Riscaldamento: conviene accenderlo e spegnerlo o lasciarlo sempre al minimo?

02/10/2026 • Neagu Liliana
Termostato con impostazioni di temperatura per il riscaldamento domestico.

se è più efficiente accendere e spegnere il riscaldamento o lasciarlo sempre al minimo per ottimizzare i consumi energetici domestici

Quando le temperature iniziano a scendere, la gestione del riscaldamento domestico diventa un tema centrale. La domanda su quale sia l’approccio più efficiente tra accendere e spegnere il riscaldamento o lasciarlo sempre al minimo è frequente. Questo articolo esplorerà i pro e i contro di entrambe le strategie, aiutandoti a trovare la soluzione più adatta alle tue esigenze, mantenendo un occhio di riguardo per il risparmio energetico e il comfort della tua casa.

Termostato con impostazioni di temperatura per il riscaldamento domestico.
Un termostato moderno permette di regolare con precisione la temperatura della casa. Ma è più efficiente accenderlo e spegnerlo o lasciarlo sempre al minimo?

Accendere e spegnere il riscaldamento: vantaggi e svantaggi

Una delle strategie più comuni è quella di accendere il riscaldamento solo quando necessario, spegnendolo quando si esce di casa o si va a dormire.

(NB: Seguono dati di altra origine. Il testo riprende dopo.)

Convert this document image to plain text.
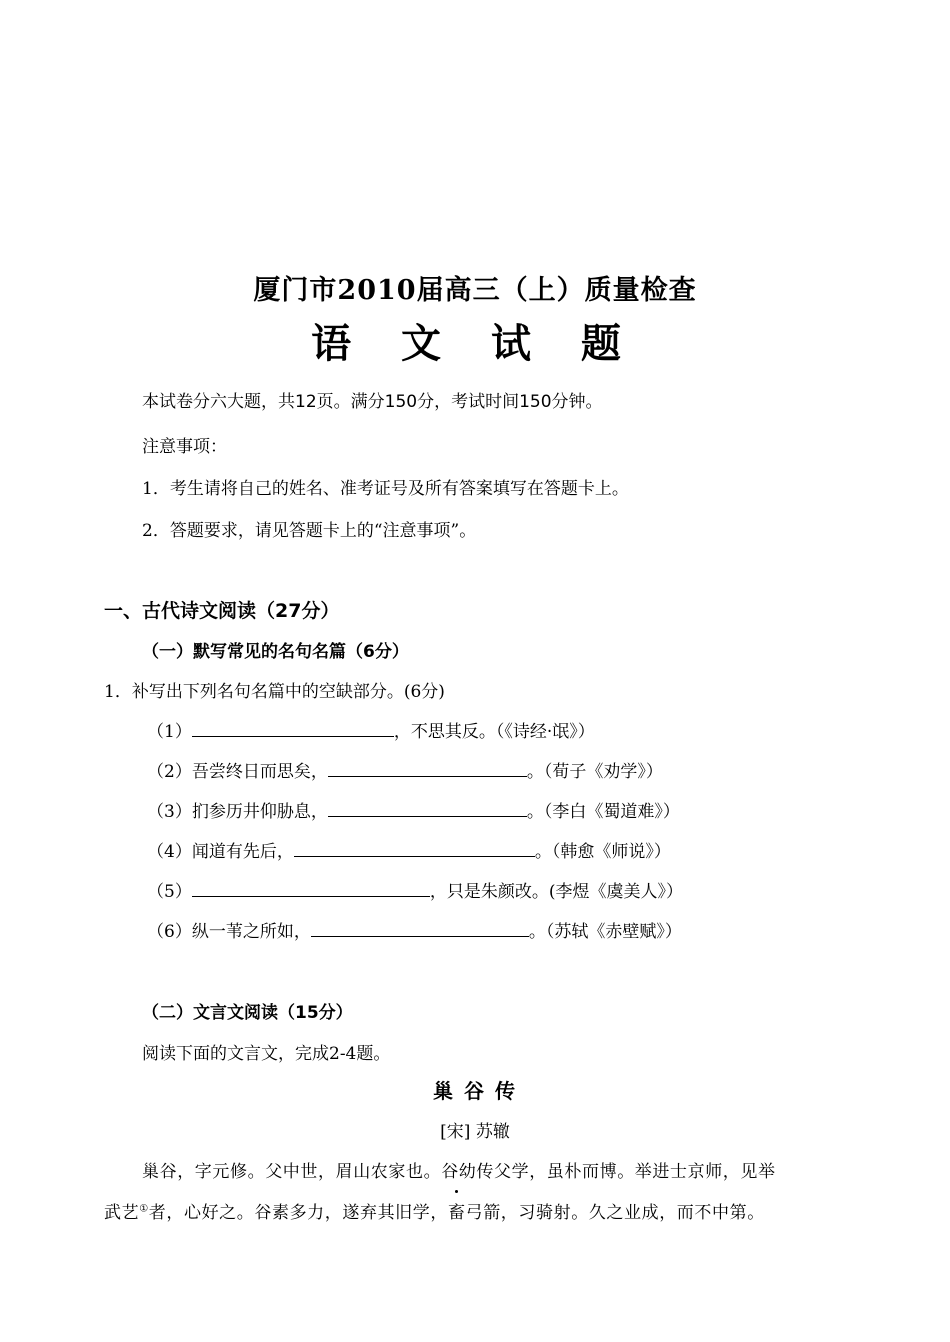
厦门市2010届高三（上）质量检查
语 文 试 题
本试卷分六大题，共12页。满分150分，考试时间150分钟。
注意事项：
1．考生请将自己的姓名、准考证号及所有答案填写在答题卡上。
2．答题要求，请见答题卡上的“注意事项”。
一、古代诗文阅读（27分）
（一）默写常见的名句名篇（6分）
1．补写出下列名句名篇中的空缺部分。(6分)
（1）	，不思其反。（《诗经·氓》）
（2）吾尝终日而思矣，	。（荀子《劝学》）
（3）扪参历井仰胁息，	。（李白《蜀道难》）
（4）闻道有先后，	。（韩愈《师说》）
（5）	，只是朱颜改。(李煜《虞美人》）
（6）纵一苇之所如，	。（苏轼《赤壁赋》）
（二）文言文阅读（15分）
阅读下面的文言文，完成2-4题。
巢 谷 传
[宋] 苏辙
巢谷，字元修。父中世，眉山农家也。谷幼传父学，虽朴而博。举进士京师，见举
武艺①者，心好之。谷素多力，遂弃其旧学，畜弓箭，习骑射。久之业成，而不中第。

Questo metodo può sembrare intuitivamente efficiente, poiché riduce il tempo in cui il riscaldamento è in funzione. Tuttavia, ci sono diversi fattori da considerare. Accendere e spegnere frequentemente il sistema può causare un consumo energetico elevato, poiché il riscaldamento deve lavorare di più per riportare la casa alla temperatura desiderata. Inoltre, i picchi di consumo possono influire negativamente sulla bolletta energetica.

D’altra parte, questa strategia permette di controllare meglio il consumo energetico, adattando l’uso del riscaldamento alle tue abitudini giornaliere. È particolarmente efficace in case ben isolate, dove il calore si mantiene più a lungo, riducendo il numero di accensioni necessarie. Se abiti in una zona con inverni miti, accendere e spegnere il riscaldamento potrebbe risultare la scelta più economica e sostenibile.

Termostato digitale su parete con temperatura impostata.
Un termostato digitale permette di regolare con precisione la temperatura domestica, ottimizzando i consumi energetici.

Lasciare il riscaldamento sempre al minimo: pro e contro

Un’altra strategia è mantenere il riscaldamento sempre acceso, ma impostato su una temperatura minima costante. Questo approccio evita i picchi di consumo energetico e assicura una temperatura costante in casa, migliorando il comfort abitativo. Tuttavia, è importante valutare il costo energetico di mantenere il sistema in funzione continuamente, anche se a regime ridotto.

Lasciare il riscaldamento al minimo può risultare conveniente in abitazioni con isolamento termico non ottimale, dove il calore tende a disperdersi facilmente. In queste situazioni, mantenere una temperatura costante può prevenire la necessità di riaccendere frequentemente il riscaldamento a potenze elevate. Inoltre, questo metodo potrebbe prolungare la vita del sistema di riscaldamento, evitando usure dovute a frequenti accensioni e spegnimenti.

Considerazioni pratiche per ottimizzare i consumi

Indipendentemente dal metodo scelto, ci sono alcune strategie pratiche che puoi adottare per ottimizzare i consumi energetici. Investire in un buon isolamento termico è fondamentale per entrambi gli approcci. Sigillare finestre e porte, isolare le pareti e utilizzare tende pesanti possono ridurre significativamente la dispersione di calore.

In sintesi

Per riassumere, la scelta tra accendere e spegnere il riscaldamento o lasciarlo sempre al minimo dipende da vari fattori, come l’isolamento della tua casa e il clima locale. Valuta attentamente le tue esigenze e le caratteristiche del tuo ambiente domestico. Mettiti all’opera applicando questi consigli per migliorare l’efficienza energetica della tua casa e ridurre i costi in bolletta. Approfondisci l’argomento e scopri quale strategia funziona meglio per te.